Una vez recorridos todos los cuartos de la planta baja, subí al piso segundo, en el que había visto a mi desconocida. La vieja trató de retenerme diciéndome que allí no había nada de particular, y que la escalera era muy mala. Mas viéndome dispuesto a subir me siguió, aunque con marcadísima repugnancia. Los cuartos de este piso se asemejaban mucho a los otros, con la diferencia de ser menos húmedos y de estar en mejor estado el pavimento y las ventanas. En la última sala que visité vi un amplio sillón de cuero negro, que, cosa extraña, no tenía polvo. Tomé asiento en él, y como lo encontrara cómodo para escuchar una historia, rogué a la vieja que me contara la de madama Lucrecia; pero antes, para refrescarle la memoria, le di algunas monedas. Tosió, sonóse la nariz y comenzó de esta suerte:
-En tiempos del paganismo, y siendo Alejandro emperador, había una muchacha, bella como la aurora, que se llamaba Lucrecia. ¡Miradla, ahí está!...

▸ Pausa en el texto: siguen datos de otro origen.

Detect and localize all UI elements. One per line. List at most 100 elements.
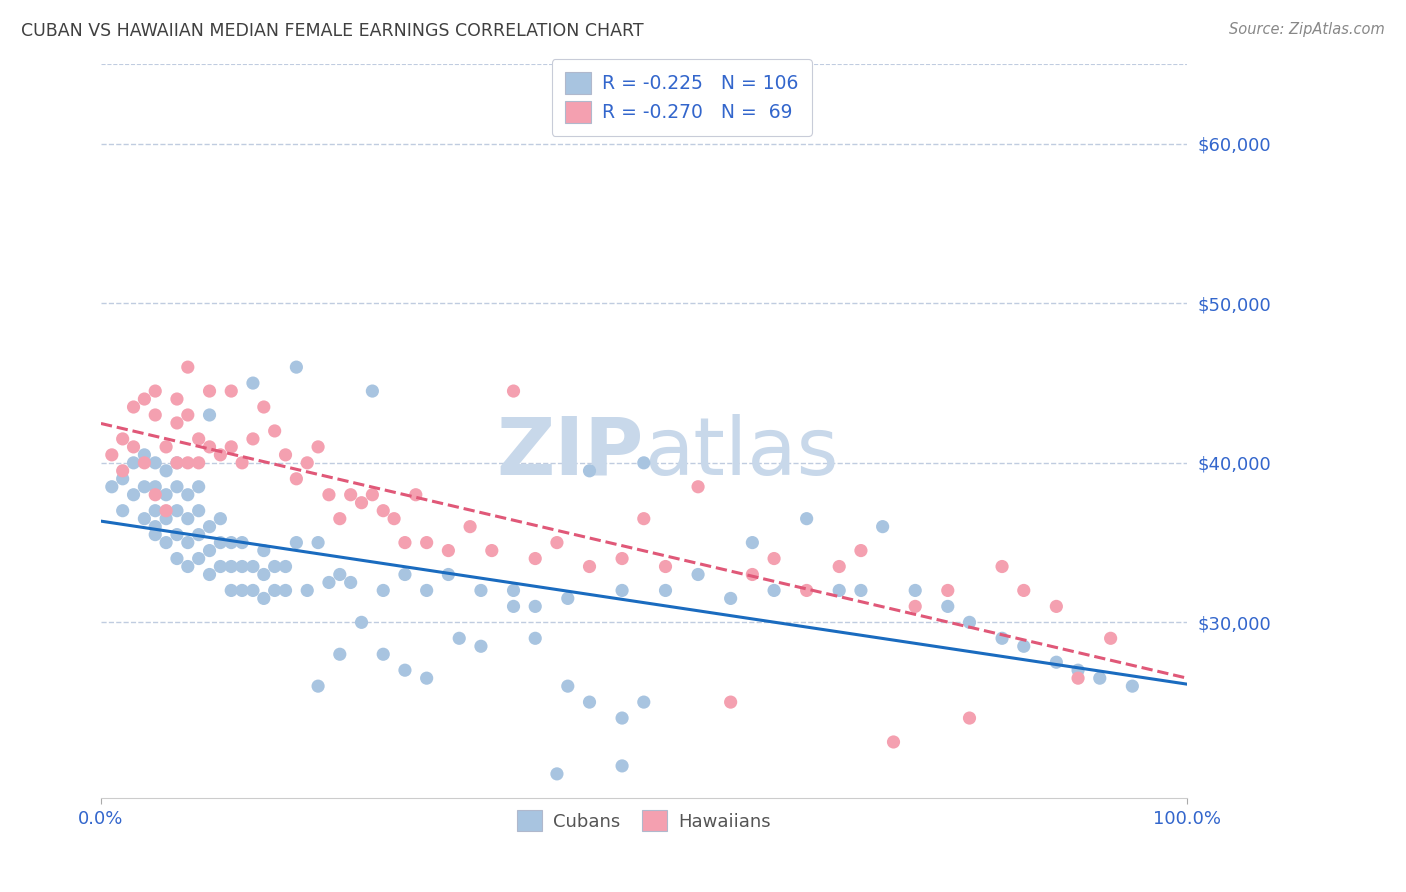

Al punto volví el rostro. La vieja me enseñó una ménsula vaciada que sostenía la viga maestra del cuarto. Era una sirena de una muy grosera ejecución.
-Y, ¡qué diantre!, a la tal Lucrecia le gustaba divertirse -prosiguió. Y como su padre no hubiera visto bien esto, se hizo edificar la casa en que estamos.
»Todas las noches descendía desde el Quirinal hasta aquí para divertirse. Puesta en la ventana, en cuanto veía pasar a un apuesto caballero así como usted, le llamaba; si era o no bien recibido ya puede figurárselo. Pero los hombres son charlatanes, por lo menos algunos, y hubieran podido, caso de hablar, perjudicarla, y para evitarlo, una vez que los despedía, sus satélites se ocultaban en la escalera por donde hemos subido, y al pasar, daban buena cuenta de ellos, enterrándolos después junto a las coles. ¡Qué de esqueletos se han encontrado en este jardín! Durante algún tiempo se sucedieron aquellas escenas. Pero he aquí que una noche cruzó bajo su ventana un hermano suyo, llamado Sixto Tarquino, al que llamó, sin reconocerle. Subió Tarquino; y como de noche todos los lobos son pardos, hizo con él lo mismo que con los otros. Pero Tarquino, al marchar, dejó olvidado su pañuelo, en el que estaba su nombre.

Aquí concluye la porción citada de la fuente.